Thieving the Past: Integrating History into Creative Work
This creative session will explore the craft of creating historically informed works of fiction, poetry, digital arts, and other media. Creative writers regularly draw from the past to deepen context, to expand possibilities for material and subject matter, and to potentially illuminate connections between past and present. However, the technical process of integrating historical elements creates many challenges. This session will ask creative writers to share methods they’ve developed to make the past resonate, to energize and pattern historical detail, to maintain an authentic voice, and to make contemporary readers emotionally invest in their material.

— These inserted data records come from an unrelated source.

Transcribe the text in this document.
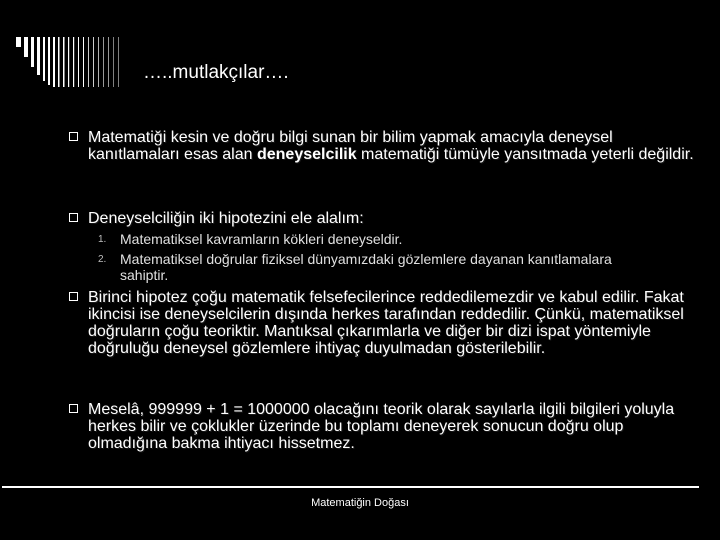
…..mutlakçılar….
Matematiği kesin ve doğru bilgi sunan bir bilim yapmak amacıyla deneysel kanıtlamaları esas alan deneyselcilik matematiği tümüyle yansıtmada yeterli değildir.
Deneyselciliğin iki hipotezini ele alalım:
1. Matematiksel kavramların kökleri deneyseldir.
2. Matematiksel doğrular fiziksel dünyamızdaki gözlemlere dayanan kanıtlamalara sahiptir.
Birinci hipotez çoğu matematik felsefecilerince reddedilemezdir ve kabul edilir. Fakat ikincisi ise deneyselcilerin dışında herkes tarafından reddedilir. Çünkü, matematiksel doğruların çoğu teoriktir. Mantıksal çıkarımlarla ve diğer bir dizi ispat yöntemiyle doğruluğu deneysel gözlemlere ihtiyaç duyulmadan gösterilebilir.
Meselâ, 999999 + 1 = 1000000 olacağını teorik olarak sayılarla ilgili bilgileri yoluyla herkes bilir ve çoklukler üzerinde bu toplamı deneyerek sonucun doğru olup olmadığına bakma ihtiyacı hissetmez.
Matematiğin Doğası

Significantly, we will also consider the important question, what responsibilities do writers have to perceived historical facts or “truths”? As we develop new work that re-envisions past events or ideas and create possibilities for broadening our understanding of history from a wider variety of voices and perspectives, what liberties can or should contemporary writers take? What elements must remain? Participants will read from their own work, discuss their creative and research process, and engage in a brief craft discussion of the historically-driven novel Manhattan Beach by Jennifer Egan, the NeMLA 2021 keynote speaker and the focus of this year’s "NeMLA Reads Together.”
To submit, please upload a proposal here: https://www.cfplist.com/nemla/Home/S/18523
The NeMLA 52 Annual conference will take place March 11-14 in Philadelphia, PA. The conference may be online or partially online.